Abade Poimem 1

Apoftegmas — Abade Poimém

Tradução do grego de D. Estevão Bettencourt O.S.B.

11. Certa vez o presbítero de Pelúsio ouviu, a respeito de certos irmãos, que eles iam continuamente à cidade, se lavavam 1 e se descuidavam da própria alma. Em consequência, por ocasião da assembleia litúrgica, retirou-lhes o hábito monástico. Depois disto, porém, seu coração o acusou, e, arrependido, foi ter com o Abade Poimém, como que embriagado em seus pensamentos, tendo nas mãos as túnicas dos irmãos, contou o caso ao ancião. Este perguntou-lhe então: «Não tens tu algo do homem velho? Será que já o despiste?» O presbítero confessou: «Participo ainda do homem velho». Continuou o ancião: «Eis, portanto, que tu és como os irmãos. Pois, se participas, embora pouco, do que é velho, também tu estás sujeito ao pecado». Então o presbítero se foi, chamou os irmãos, e pediu-lhes desculpas (eram onze); a seguir, revestiu-os do hábito monástico e despediu-os.

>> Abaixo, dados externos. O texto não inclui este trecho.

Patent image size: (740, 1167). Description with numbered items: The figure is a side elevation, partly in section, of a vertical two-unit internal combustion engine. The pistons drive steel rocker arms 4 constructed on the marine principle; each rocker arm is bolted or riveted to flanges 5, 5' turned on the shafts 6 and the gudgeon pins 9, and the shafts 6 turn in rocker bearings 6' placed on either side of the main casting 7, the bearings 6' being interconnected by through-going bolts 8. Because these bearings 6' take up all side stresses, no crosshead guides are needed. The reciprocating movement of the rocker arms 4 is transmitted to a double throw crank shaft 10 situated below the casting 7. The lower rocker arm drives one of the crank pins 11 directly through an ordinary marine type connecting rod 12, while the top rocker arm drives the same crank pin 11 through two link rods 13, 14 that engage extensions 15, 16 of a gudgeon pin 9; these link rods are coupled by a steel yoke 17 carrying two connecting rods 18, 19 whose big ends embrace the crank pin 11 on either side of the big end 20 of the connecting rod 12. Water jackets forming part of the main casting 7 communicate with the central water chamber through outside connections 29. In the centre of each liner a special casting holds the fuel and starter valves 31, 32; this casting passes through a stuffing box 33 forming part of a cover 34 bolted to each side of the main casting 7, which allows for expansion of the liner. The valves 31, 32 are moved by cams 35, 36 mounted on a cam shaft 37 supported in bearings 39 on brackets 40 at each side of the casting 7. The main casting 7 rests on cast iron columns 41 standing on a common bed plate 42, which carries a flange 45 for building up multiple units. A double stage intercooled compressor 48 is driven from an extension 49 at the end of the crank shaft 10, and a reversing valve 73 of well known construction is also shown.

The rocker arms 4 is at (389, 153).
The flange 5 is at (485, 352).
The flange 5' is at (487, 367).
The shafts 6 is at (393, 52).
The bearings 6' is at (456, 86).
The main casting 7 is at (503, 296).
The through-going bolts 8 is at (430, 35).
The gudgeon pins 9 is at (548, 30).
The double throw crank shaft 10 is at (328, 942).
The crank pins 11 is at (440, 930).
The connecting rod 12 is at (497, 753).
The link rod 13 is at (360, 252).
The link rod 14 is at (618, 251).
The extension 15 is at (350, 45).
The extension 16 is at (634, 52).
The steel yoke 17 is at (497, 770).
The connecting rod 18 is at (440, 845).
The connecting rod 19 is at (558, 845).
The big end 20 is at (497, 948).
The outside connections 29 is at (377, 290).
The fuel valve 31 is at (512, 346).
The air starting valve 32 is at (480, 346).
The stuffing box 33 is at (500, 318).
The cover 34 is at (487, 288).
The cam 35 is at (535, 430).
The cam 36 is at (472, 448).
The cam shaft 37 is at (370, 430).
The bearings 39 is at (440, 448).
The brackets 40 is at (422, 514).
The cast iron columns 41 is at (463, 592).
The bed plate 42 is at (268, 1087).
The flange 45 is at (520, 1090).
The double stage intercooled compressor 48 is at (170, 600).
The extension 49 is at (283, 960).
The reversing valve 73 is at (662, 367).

12. Um irmão disse ao Abade Poimém: «Cometi um grande pecado, e desejo fazer penitência durante três anos». Respondeu o ancião: «É muito». Os que estavam presentes disseram então: «E durante quarenta dias?» Mais uma vez replicou o ancião: «É muito». E acrescentou: «Digo que, se o homem se arrepende de todo o coração e não torna a cometer o pecado, Deus o recebe já após três dias».

13. Disse também: «O sinal do monge se manifesta nas tentações».

14. Disse ainda: «Como o espadário do rei a este assiste, pronto em todo tempo, assim é preciso que a alma esteja pronta diante do demônio da fornicação».

15. O Abade Anube interrogou o Abade Poimém a respeito dos pensamentos impuros que o coração do homem gera, e a respeito dos vãos desejos. O Abade Poimém respondeu: «Gloriar-se-á o machado sem aquele que o manuseia? (Is 10,15) Também tu não dês a mão a eles e serão frustrados» 2.

16. Disse de novo o Abade Poimém: «Se Nabuzardan, o cozinheiro-chefe, não tivesse vindo, não se teria incendiado o templo do Senhor (2Rs 25,8-10). Isto quer dizer: se o deleite da gula não entrasse na alma, a mente não cairia quando impugnada pelo inimigo.

17. Do Abade Poimém contavam que, convidado a comer quando não o queria, aquiesceu, embora em prantos, a fim de não deixar de atender ao irmão e não o contristar.

18. Disse mais o Abade Poimém: «Não habites em lugar onde vês que alguns têm inveja de ti; senão, não progredirás».

19. Alguns referiam ao Abade Poimém que certo monge não bebia vinho. Respondeu: «O vinho em absoluto não é para os monges».

20. O Abade Isaías interrogou o Abade Poimém a respeito dos pensamentos impuros. Este respondeu: «Se tivermos um baú cheio de vestes e as deixamos fechadas, apodrecerão com o tempo. Assim também são os pensamentos: se não executamos com o nosso corpo, no decorrer do tempo extinguem-se ou apodrecem».




  1. Lavar-se nos balneários das cidades era antigamente sinal de luxo. 

  2. Isto é, as tentações não nos podem ser nocivas, enquanto não lhes prestamos nossa cooperação.